Briefing für Dienstag, 23.06.2026

erstellt für Medieninsider

Hallo Medieninsider!

Es gibt Urteile, die jeder Verlagsmanager kennen sollte – auch wenn sie auf den ersten Blick nichts mit Publishing zu tun haben. Unser Kolumnist Hermann von Engelbrechten-Ilow hat so eines entdeckt.

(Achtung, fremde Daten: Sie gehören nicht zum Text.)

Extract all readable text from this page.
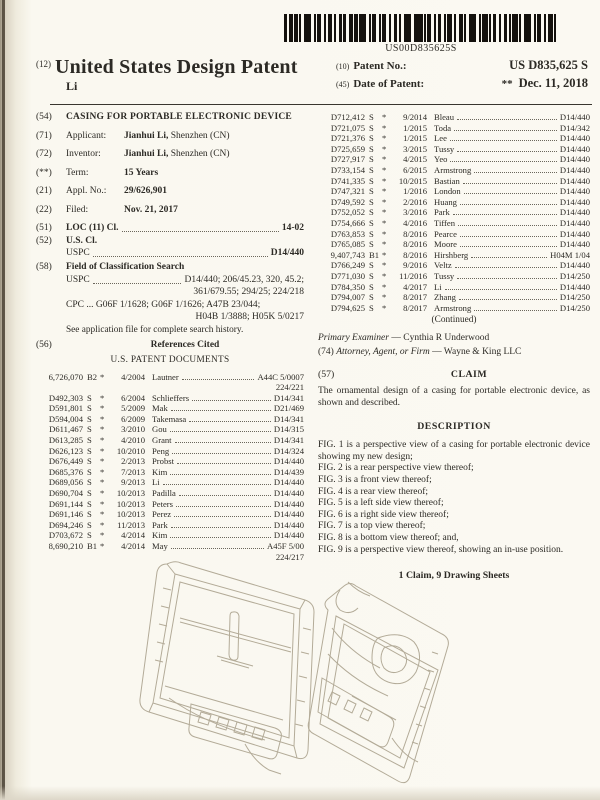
US00D835625S
$^{(12)}$ United States Design Patent
Li
(10) Patent No.:	US D835,625 S
(45) Date of Patent:	** Dec. 11, 2018
(54)	CASING FOR PORTABLE ELECTRONIC DEVICE
(71)	Applicant:	Jianhui Li, Shenzhen (CN)
(72)	Inventor:	Jianhui Li, Shenzhen (CN)
(**)	Term:	15 Years
(21)	Appl. No.:	29/626,901
(22)	Filed:	Nov. 21, 2017
(51)	LOC (11) Cl.	14-02
(52)	U.S. Cl.
USPC	D14/440
(58)	Field of Classification Search
USPC	D14/440; 206/45.23, 320, 45.2;
361/679.55; 294/25; 224/218
CPC ...
G06F 1/1628; G06F 1/1626; A47B 23/044;
H04B 1/3888; H05K 5/0217
See application file for complete search history.
(56)	References Cited
U.S. PATENT DOCUMENTS
6,726,070 B2 *	4/2004 Lautner	A44C 5/0007
224/221
D492,303 S *	6/2004 Schlieffers	D14/341
D591,801 S *	5/2009 Mak	D21/469
D594,004 S *	6/2009 Takemasa	D14/341
D611,467 S *	3/2010 Gou	D14/315
D613,285 S *	4/2010 Grant	D14/341
D626,123 S *	10/2010 Peng	D14/324
D676,449 S *	2/2013 Probst	D14/440
D685,376 S *	7/2013 Kim	D14/439
D689,056 S *	9/2013 Li	D14/440
D690,704 S *	10/2013 Padilla	D14/440
D691,144 S *	10/2013 Peters	D14/440
D691,146 S *	10/2013 Perez	D14/440
D694,246 S *	11/2013 Park	D14/440
D703,672 S *	4/2014 Kim	D14/440
8,690,210 B1 *	4/2014 May	A45F 5/00
224/217
D712,412 S *	9/2014 Bleau	D14/440
D721,075 S *	1/2015 Toda	D14/342
D721,376 S *	1/2015 Lee	D14/440
D725,659 S *	3/2015 Tussy	D14/440
D727,917 S *	4/2015 Yeo	D14/440
D733,154 S *	6/2015 Armstrong	D14/440
D741,335 S *	10/2015 Bastian	D14/440
D747,321 S *	1/2016 London	D14/440
D749,592 S *	2/2016 Huang	D14/440
D752,052 S *	3/2016 Park	D14/440
D754,666 S *	4/2016 Tiffen	D14/440
D763,853 S *	8/2016 Pearce	D14/440
D765,085 S *	8/2016 Moore	D14/440
9,407,743 B1 *	8/2016 Hirshberg	H04M 1/04
D766,249 S *	9/2016 Veltz	D14/440
D771,030 S *	11/2016 Tussy	D14/250
D784,350 S *	4/2017 Li	D14/440
D794,007 S *	8/2017 Zhang	D14/250
D794,625 S *	8/2017 Armstrong	D14/250
(Continued)
Primary Examiner — Cynthia R Underwood
(74) Attorney, Agent, or Firm — Wayne & King LLC
(57)	CLAIM
The ornamental design of a casing for portable electronic device, as shown and described.
DESCRIPTION
FIG. 1 is a perspective view of a casing for portable electronic device showing my new design;
FIG. 2 is a rear perspective view thereof;
FIG. 3 is a front view thereof;
FIG. 4 is a rear view thereof;
FIG. 5 is a left side view thereof;
FIG. 6 is a right side view thereof;
FIG. 7 is a top view thereof;
FIG. 8 is a bottom view thereof; and,
FIG. 9 is a perspective view thereof, showing an in-use position.
1 Claim, 9 Drawing Sheets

Gesprochen hat es der Europäische Gerichtshof. Es geht um die Klage gegen eine Blitzer-App, die sich auf das Plattformprivileg beruft und damit die Verantwortung für die Inhalte von sich weist – nur hat das Gericht diese Ansicht nun kassiert. Das Urteil enthält Sprengstoff auch für die Verlagsbranche im Kampf gegen Big Tech.

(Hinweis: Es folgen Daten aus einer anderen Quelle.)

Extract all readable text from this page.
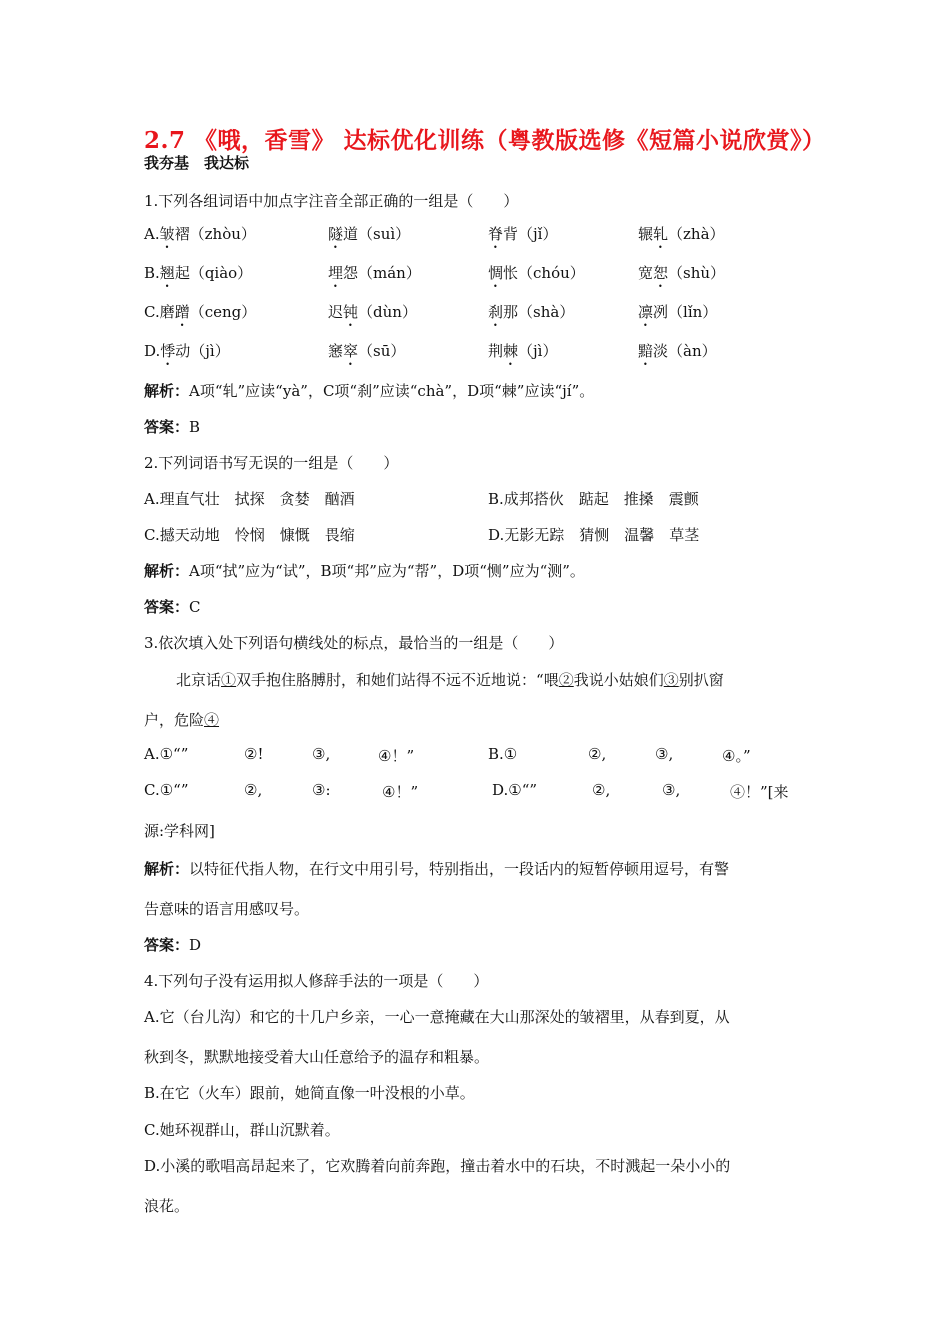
2.7 《哦，香雪》 达标优化训练（粤教版选修《短篇小说欣赏》）
我夯基　我达标
1.下列各组词语中加点字注音全部正确的一组是（　　）
A.皱褶（zhòu）	隧道（suì）	脊背（jǐ）	辗轧（zhà）
B.翘起（qiào）	埋怨（mán）	惆怅（chóu）	宽恕（shù）
C.磨蹭（ceng）	迟钝（dùn）	刹那（shà）	凛冽（lǐn）
D.悸动（jì）	窸窣（sū）	荆棘（jì）	黯淡（àn）
解析：A项“轧”应读“yà”，C项“刹”应读“chà”，D项“棘”应读“jí”。
答案：B
2.下列词语书写无误的一组是（　　）
A.理直气壮　拭探　贪婪　酗酒	B.成邦搭伙　踮起　推搡　震颤
C.撼天动地　怜悯　慷慨　畏缩	D.无影无踪　猜恻　温馨　草茎
解析：A项“拭”应为“试”，B项“邦”应为“帮”，D项“恻”应为“测”。
答案：C
3.依次填入处下列语句横线处的标点，最恰当的一组是（　　）
北京话①双手抱住胳膊肘，和她们站得不远不近地说：“喂②我说小姑娘们③别扒窗
户，危险④
A.①“”	②!	③,	④！”	B.①	②,	③,	④。”
C.①“”	②,	③:	④！”	D.①“”	②,	③,	④！”[来
源:学科网]
解析：以特征代指人物，在行文中用引号，特别指出，一段话内的短暂停顿用逗号，有警
告意味的语言用感叹号。
答案：D
4.下列句子没有运用拟人修辞手法的一项是（　　）
A.它（台儿沟）和它的十几户乡亲，一心一意掩藏在大山那深处的皱褶里，从春到夏，从
秋到冬，默默地接受着大山任意给予的温存和粗暴。
B.在它（火车）跟前，她简直像一叶没根的小草。
C.她环视群山，群山沉默着。
D.小溪的歌唱高昂起来了，它欢腾着向前奔跑，撞击着水中的石块，不时溅起一朵小小的
浪花。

Das und mehr erwartet dich in deinem Dienstagsbriefing.

Viele Grüße
Marvin

► Die Funke Mediengruppe verlässt den MVFP zu Ende Juni 2027, berichtet Roland Pimpl (Horizont).

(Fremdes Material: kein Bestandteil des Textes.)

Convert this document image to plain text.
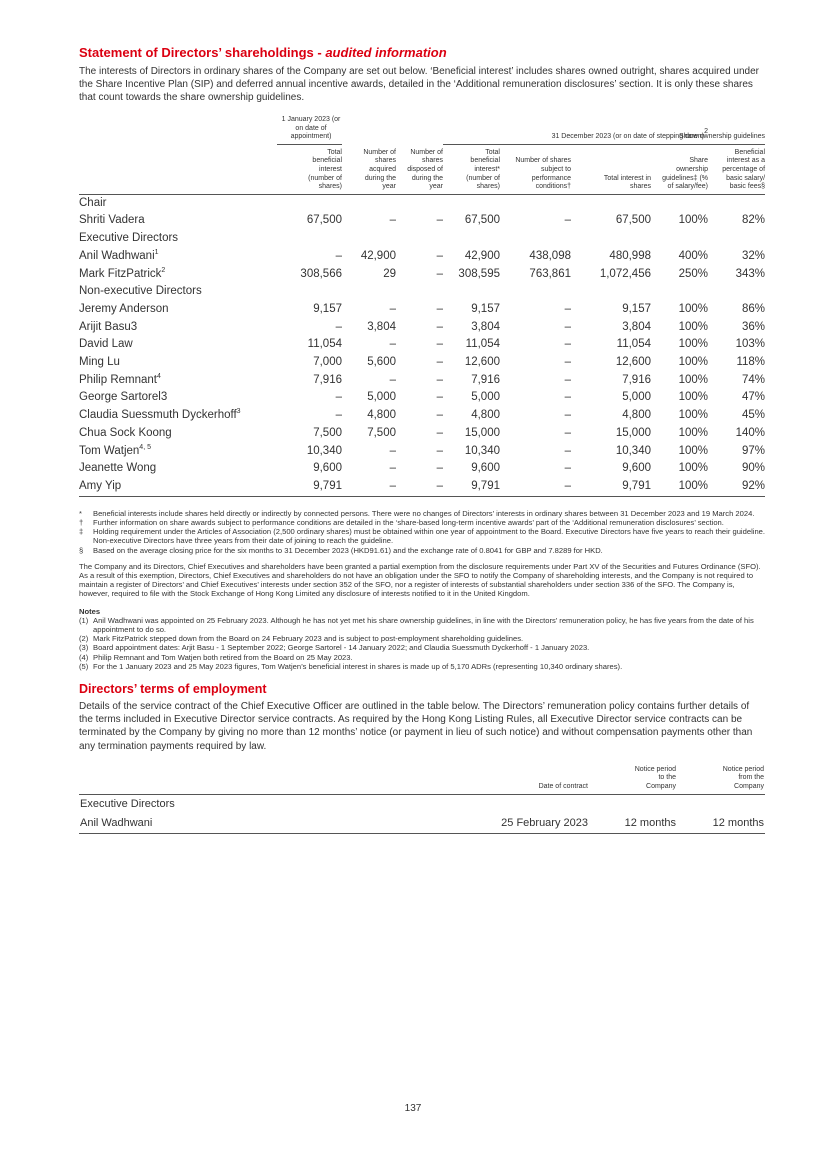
Statement of Directors’ shareholdings - audited information

The interests of Directors in ordinary shares of the Company are set out below. ‘Beneficial interest’ includes shares owned outright, shares acquired under the Share Incentive Plan (SIP) and deferred annual incentive awards, detailed in the ‘Additional remuneration disclosures’ section. It is only these shares that count towards the share ownership guidelines.

	1 January 2023 (or on date of appointment)			31 December 2023 (or on date of stepping down)$^2$				Share ownership guidelines

	Total beneficial interest (number of shares)	Number of shares acquired during the year	Number of shares disposed of during the year	Total beneficial interest* (number of shares)	Number of shares subject to performance conditions†	Total interest in shares	Share ownership guidelines‡ (% of salary/fee)	Beneficial interest as a percentage of basic salary/ basic fees§

Chair								
Shriti Vadera	67,500	–	–	67,500	–	67,500	100%	82%
Executive Directors								
Anil Wadhwani$^1$	–	42,900	–	42,900	438,098	480,998	400%	32%
Mark FitzPatrick$^2$	308,566	29	–	308,595	763,861	1,072,456	250%	343%
Non-executive Directors								
Jeremy Anderson	9,157	–	–	9,157	–	9,157	100%	86%
Arijit Basu3	–	3,804	–	3,804	–	3,804	100%	36%
David Law	11,054	–	–	11,054	–	11,054	100%	103%
Ming Lu	7,000	5,600	–	12,600	–	12,600	100%	118%
Philip Remnant$^4$	7,916	–	–	7,916	–	7,916	100%	74%
George Sartorel3	–	5,000	–	5,000	–	5,000	100%	47%
Claudia Suessmuth Dyckerhoff$^3$	–	4,800	–	4,800	–	4,800	100%	45%
Chua Sock Koong	7,500	7,500	–	15,000	–	15,000	100%	140%
Tom Watjen$^{4, 5}$	10,340	–	–	10,340	–	10,340	100%	97%
Jeanette Wong	9,600	–	–	9,600	–	9,600	100%	90%
Amy Yip	9,791	–	–	9,791	–	9,791	100%	92%
*	Beneficial interests include shares held directly or indirectly by connected persons. There were no changes of Directors’ interests in ordinary shares between 31 December 2023 and 19 March 2024.
†	Further information on share awards subject to performance conditions are detailed in the ‘share-based long-term incentive awards’ part of the ‘Additional remuneration disclosures’ section.
‡	Holding requirement under the Articles of Association (2,500 ordinary shares) must be obtained within one year of appointment to the Board. Executive Directors have five years to reach their guideline. Non-executive Directors have three years from their date of joining to reach the guideline.
§	Based on the average closing price for the six months to 31 December 2023 (HKD91.61) and the exchange rate of 0.8041 for GBP and 7.8289 for HKD.
The Company and its Directors, Chief Executives and shareholders have been granted a partial exemption from the disclosure requirements under Part XV of the Securities and Futures Ordinance (SFO). As a result of this exemption, Directors, Chief Executives and shareholders do not have an obligation under the SFO to notify the Company of shareholding interests, and the Company is not required to maintain a register of Directors’ and Chief Executives’ interests under section 352 of the SFO, nor a register of interests of substantial shareholders under section 336 of the SFO. The Company is, however, required to file with the Stock Exchange of Hong Kong Limited any disclosure of interests notified to it in the United Kingdom.
Notes
(1) Anil Wadhwani was appointed on 25 February 2023. Although he has not yet met his share ownership guidelines, in line with the Directors’ remuneration policy, he has five years from the date of his appointment to do so.
(2) Mark FitzPatrick stepped down from the Board on 24 February 2023 and is subject to post-employment shareholding guidelines.
(3) Board appointment dates: Arjit Basu - 1 September 2022; George Sartorel - 14 January 2022; and Claudia Suessmuth Dyckerhoff - 1 January 2023.
(4) Philip Remnant and Tom Watjen both retired from the Board on 25 May 2023.
(5) For the 1 January 2023 and 25 May 2023 figures, Tom Watjen’s beneficial interest in shares is made up of 5,170 ADRs (representing 10,340 ordinary shares).
Directors’ terms of employment
Details of the service contract of the Chief Executive Officer are outlined in the table below. The Directors’ remuneration policy contains further details of the terms included in Executive Director service contracts. As required by the Hong Kong Listing Rules, all Executive Director service contracts can be terminated by the Company by giving no more than 12 months’ notice (or payment in lieu of such notice) and without compensation payments other than any termination payments required by law.
	Date of contract	Notice period to the Company	Notice period from the Company

Executive Directors			
Anil Wadhwani	25 February 2023	12 months	12 months
137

► Die seit Januar in Syrien inhaftierte WDR-Journalistin Eva Maria Michelmann ist freigelassen worden und bereits nach Deutschland zurückgekehrt (WDR).

ProSiebenSat1-Chef Marco Giordani sagte im konzerneigenen Sender Puls4, Nachrichten müssten im KI‑Zeitalter stärker eingeordnet und kommentiert werden, statt sie nur „zu erzählen“, weil News für Bindung, Loyalität und Relevanz der Sender zentral seien (OTS).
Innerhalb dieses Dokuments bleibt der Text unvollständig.